Tentou decifrar o sentido das sociedades ditas primitivas por meio de um método que veio a inventar. Ele combinava a linguística de Roman Jakobson, trabalhos de Marcel Mauss e Franz Boas, mitos ameríndios, intuições de Rousseau —o estruturalismo.

Na segunda ponta do triângulo está o diário de seu colega Alfred Métraux, que Lévi-Strauss encontrou em Santos pouco antes de voltar à França. Diz Métraux: "Lévi-Strauss detestou o Brasil. Acha que Vargas é um ditador sem princípios que apenas quer ficar no poder. Sua ditadura é essencialmente um estado policial. Não vê nenhuma esperança para a América Latina. Está quase inclinado a ver nesse fracasso uma espécie de maldição cósmica".

O terceiro ângulo fica para lá do Brasil selvagem e do civilizado, para além da ternura humana e da maldição cósmica. Está em "Tristes Trópicos", obra-prima do século 20 e de outros séculos.
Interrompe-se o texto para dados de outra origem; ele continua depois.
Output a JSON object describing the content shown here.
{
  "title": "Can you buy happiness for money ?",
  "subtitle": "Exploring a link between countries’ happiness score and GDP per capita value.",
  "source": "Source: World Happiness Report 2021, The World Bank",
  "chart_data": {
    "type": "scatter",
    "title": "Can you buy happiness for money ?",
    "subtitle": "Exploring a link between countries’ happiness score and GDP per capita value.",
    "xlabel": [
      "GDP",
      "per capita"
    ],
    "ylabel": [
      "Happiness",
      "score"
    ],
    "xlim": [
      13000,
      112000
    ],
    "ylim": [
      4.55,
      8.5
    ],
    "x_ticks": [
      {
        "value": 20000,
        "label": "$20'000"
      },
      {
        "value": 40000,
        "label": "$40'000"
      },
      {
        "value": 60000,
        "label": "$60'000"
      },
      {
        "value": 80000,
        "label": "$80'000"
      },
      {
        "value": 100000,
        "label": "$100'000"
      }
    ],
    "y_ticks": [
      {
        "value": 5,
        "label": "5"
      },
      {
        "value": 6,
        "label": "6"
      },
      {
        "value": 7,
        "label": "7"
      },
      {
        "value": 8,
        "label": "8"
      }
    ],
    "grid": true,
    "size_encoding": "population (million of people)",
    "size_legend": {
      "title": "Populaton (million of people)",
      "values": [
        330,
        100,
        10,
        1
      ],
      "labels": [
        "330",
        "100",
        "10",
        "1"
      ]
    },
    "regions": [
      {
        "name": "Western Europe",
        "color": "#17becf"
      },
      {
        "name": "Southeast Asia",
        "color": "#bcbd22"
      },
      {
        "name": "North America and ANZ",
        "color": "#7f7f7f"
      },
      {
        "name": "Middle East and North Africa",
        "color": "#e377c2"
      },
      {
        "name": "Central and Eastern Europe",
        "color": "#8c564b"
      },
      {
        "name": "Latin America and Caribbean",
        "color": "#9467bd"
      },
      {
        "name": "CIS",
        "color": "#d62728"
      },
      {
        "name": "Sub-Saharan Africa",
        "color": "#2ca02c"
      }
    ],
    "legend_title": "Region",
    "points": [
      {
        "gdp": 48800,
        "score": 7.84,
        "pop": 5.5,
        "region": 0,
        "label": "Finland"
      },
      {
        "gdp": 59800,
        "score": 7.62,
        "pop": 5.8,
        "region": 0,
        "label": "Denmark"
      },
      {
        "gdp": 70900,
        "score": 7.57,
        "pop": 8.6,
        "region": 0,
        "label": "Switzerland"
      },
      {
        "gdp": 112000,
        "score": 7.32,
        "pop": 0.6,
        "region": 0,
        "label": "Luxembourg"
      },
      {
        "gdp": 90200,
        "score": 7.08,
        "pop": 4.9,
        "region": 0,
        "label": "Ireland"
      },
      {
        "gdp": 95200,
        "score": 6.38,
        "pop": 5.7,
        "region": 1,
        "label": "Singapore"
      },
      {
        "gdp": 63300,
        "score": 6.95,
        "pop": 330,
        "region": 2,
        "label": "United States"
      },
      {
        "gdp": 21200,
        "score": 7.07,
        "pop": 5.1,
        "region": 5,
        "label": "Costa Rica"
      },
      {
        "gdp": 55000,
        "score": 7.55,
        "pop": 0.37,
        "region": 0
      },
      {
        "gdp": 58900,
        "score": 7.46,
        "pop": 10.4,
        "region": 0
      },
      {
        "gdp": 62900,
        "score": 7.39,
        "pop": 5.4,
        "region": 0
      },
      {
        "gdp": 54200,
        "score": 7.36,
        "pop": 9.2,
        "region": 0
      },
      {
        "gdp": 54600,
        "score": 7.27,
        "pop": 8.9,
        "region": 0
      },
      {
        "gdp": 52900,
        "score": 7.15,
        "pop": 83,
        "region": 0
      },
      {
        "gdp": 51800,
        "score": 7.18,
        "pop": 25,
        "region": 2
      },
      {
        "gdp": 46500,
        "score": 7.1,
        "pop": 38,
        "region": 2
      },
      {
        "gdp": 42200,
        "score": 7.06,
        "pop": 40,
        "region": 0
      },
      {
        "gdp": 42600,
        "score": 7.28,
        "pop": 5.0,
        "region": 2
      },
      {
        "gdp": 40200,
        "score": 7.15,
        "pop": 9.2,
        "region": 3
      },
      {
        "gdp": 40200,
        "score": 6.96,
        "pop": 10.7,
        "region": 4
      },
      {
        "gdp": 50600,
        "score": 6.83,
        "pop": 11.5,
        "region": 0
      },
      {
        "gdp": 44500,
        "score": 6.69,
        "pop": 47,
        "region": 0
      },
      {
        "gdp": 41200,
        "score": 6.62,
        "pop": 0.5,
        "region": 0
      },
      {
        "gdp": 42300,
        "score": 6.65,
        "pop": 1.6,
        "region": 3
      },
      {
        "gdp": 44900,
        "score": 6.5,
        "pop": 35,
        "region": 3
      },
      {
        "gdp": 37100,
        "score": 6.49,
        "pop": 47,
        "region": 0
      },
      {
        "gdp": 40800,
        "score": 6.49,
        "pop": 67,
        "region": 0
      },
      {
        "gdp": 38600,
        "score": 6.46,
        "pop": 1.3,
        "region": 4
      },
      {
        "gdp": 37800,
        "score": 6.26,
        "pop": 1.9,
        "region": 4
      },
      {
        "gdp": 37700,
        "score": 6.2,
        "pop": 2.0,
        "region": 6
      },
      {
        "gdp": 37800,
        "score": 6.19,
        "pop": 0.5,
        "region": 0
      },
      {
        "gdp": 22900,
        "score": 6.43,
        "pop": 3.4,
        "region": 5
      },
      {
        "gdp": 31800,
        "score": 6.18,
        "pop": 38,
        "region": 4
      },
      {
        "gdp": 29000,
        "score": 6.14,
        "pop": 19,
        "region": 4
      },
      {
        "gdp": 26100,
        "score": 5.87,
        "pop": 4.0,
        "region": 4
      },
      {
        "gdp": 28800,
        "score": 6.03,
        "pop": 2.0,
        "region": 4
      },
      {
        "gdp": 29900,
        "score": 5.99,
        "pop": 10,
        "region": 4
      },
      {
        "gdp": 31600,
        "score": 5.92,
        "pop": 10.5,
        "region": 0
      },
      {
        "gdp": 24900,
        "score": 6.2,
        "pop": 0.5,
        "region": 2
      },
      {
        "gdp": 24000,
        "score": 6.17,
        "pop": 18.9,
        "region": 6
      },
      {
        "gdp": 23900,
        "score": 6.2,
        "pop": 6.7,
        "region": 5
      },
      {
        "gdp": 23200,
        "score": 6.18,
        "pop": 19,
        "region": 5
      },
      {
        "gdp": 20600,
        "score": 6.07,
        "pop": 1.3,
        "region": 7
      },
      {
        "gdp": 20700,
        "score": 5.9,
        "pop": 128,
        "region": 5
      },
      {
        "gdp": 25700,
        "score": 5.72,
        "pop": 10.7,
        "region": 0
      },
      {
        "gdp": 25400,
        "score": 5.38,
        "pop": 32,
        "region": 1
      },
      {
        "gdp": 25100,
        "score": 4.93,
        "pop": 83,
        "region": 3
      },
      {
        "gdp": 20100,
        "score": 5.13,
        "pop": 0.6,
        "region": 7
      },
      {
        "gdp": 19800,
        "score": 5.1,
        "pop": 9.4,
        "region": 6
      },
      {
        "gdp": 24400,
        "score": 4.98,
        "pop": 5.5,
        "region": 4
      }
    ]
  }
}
Nele está dito, a Pascal, que "o eu não é apenas detestável: não há lugar para ele entre um Nós e em Nada".

Lévi-Strauss explicou a Wilcken porque fez o livro: "Tinha um contrato para escrevê-lo e precisava do dinheiro". Loyer prefere explicações mais sofisticadas. Ambos devem estar certos. Não importa.

O vanguardista acabou seus dias na academia. O libertário elogiava Gobineau, o racista. O vanguardista repudiava o modernismo. O manipulador de mitos era manipulado por Chirac e Sarkozy. Morreu com cem anos. "Tristes Trópicos" continuará vivo depois de o Brasil acabar.